2.3.1 How can educators support young people’s civic engagement?
The Social Justice Youth Development (SJYD) framework (Ginwright and Cammarota, 2002) offers a basis for identifying the ways in which educators can support young people’s civic engagement. Within the SJYD framework, youth and adults work together with a common vision of social justice. The adults’ main aim is to support young people in developing critical consciousness to ‘challenge, respond to, and negotiate the use and misuse of power in their own lives’ (Carey et al., 2021) – an aim that fits well with addressing the climate crisis.
Ginwright and Cammarota (2002) propose three stages of development that might foster this critical consciousness:
- Self-awareness which is required to achieve a positive sense of self, social, and cultural identity.

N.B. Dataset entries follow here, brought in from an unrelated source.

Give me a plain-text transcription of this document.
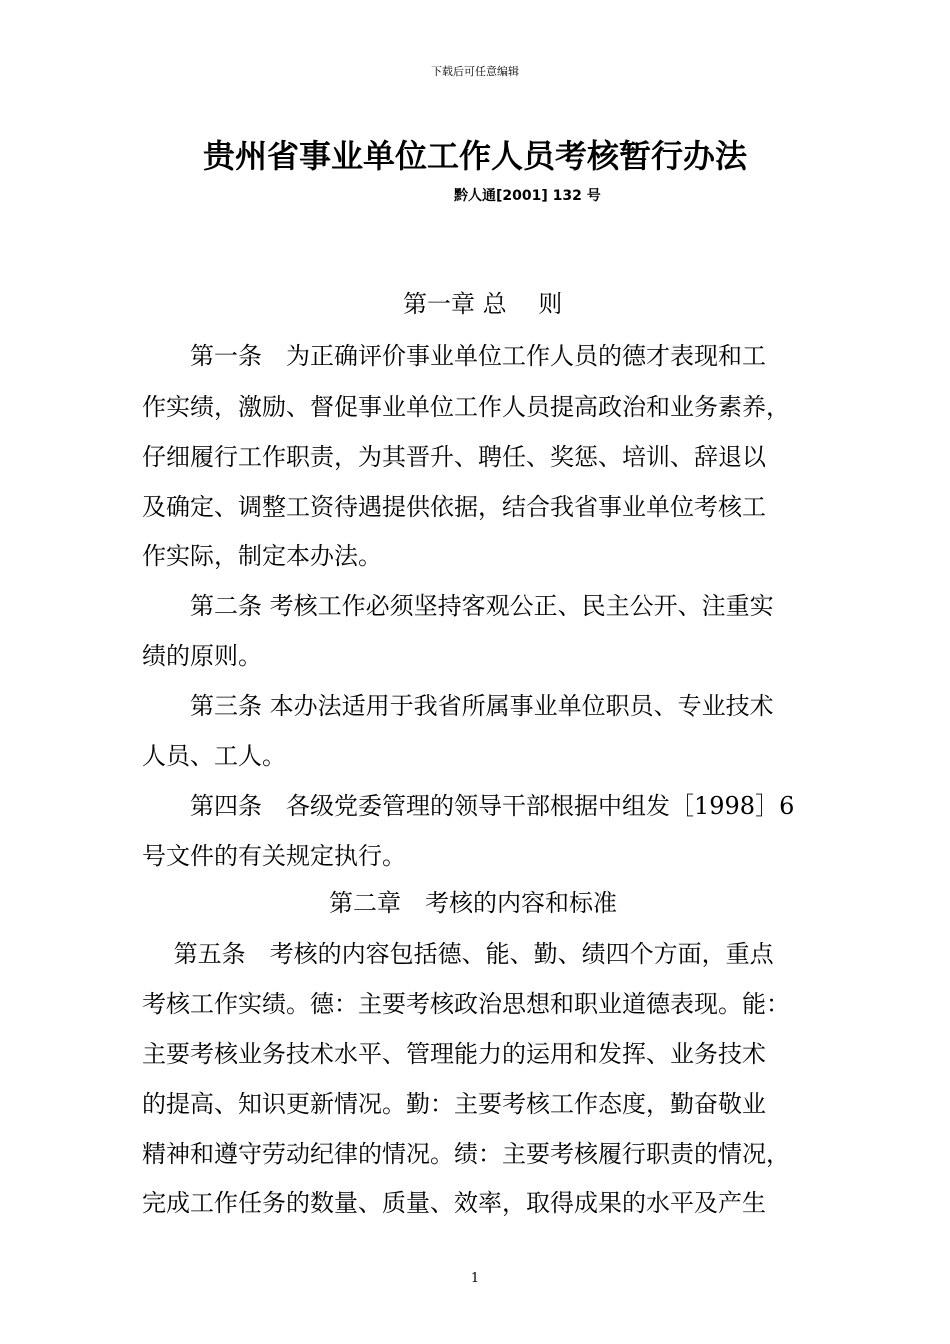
下载后可任意编辑
贵州省事业单位工作人员考核暂行办法
黔人通[2001] 132 号
第一章 总　 则
　　第一条　为正确评价事业单位工作人员的德才表现和工
作实绩，激励、督促事业单位工作人员提高政治和业务素养，
仔细履行工作职责，为其晋升、聘任、奖惩、培训、辞退以
及确定、调整工资待遇提供依据，结合我省事业单位考核工
作实际，制定本办法。
　　第二条 考核工作必须坚持客观公正、民主公开、注重实
绩的原则。
　　第三条 本办法适用于我省所属事业单位职员、专业技术
人员、工人。
　　第四条　各级党委管理的领导干部根据中组发［1998］6
号文件的有关规定执行。
第二章　考核的内容和标准
　第五条　考核的内容包括德、能、勤、绩四个方面，重点
考核工作实绩。德：主要考核政治思想和职业道德表现。能：
主要考核业务技术水平、管理能力的运用和发挥、业务技术
的提高、知识更新情况。勤：主要考核工作态度，勤奋敬业
精神和遵守劳动纪律的情况。绩：主要考核履行职责的情况，
完成工作任务的数量、质量、效率，取得成果的水平及产生
1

This stage encourages young people to use their communities to explore how power, privilege, and oppression threaten their identities and capacity for self-determination.
- Social awareness fosters young people’s capacity to think critically about the issues confronting people within their own communities.
- Global awareness urges young people to learn and develop their emotional response to the ways that majority systems have historically marginalized minorities throughout the world, and to those minorities’ choices of resistance to oppression.
Research has shown that the strength of civic attitudes and the extent to which young people act to address issues of injustice may be associated with their interactions, social networks and experiences with difference and diversity (Powers and Webster, 2021). Many of these experiences start with young people acknowledging forms of discrimination and inequality in their own classroom and other school settings, for example, by noting situations when teachers treat students differently or over-inflate the achievement of students from majority backgrounds.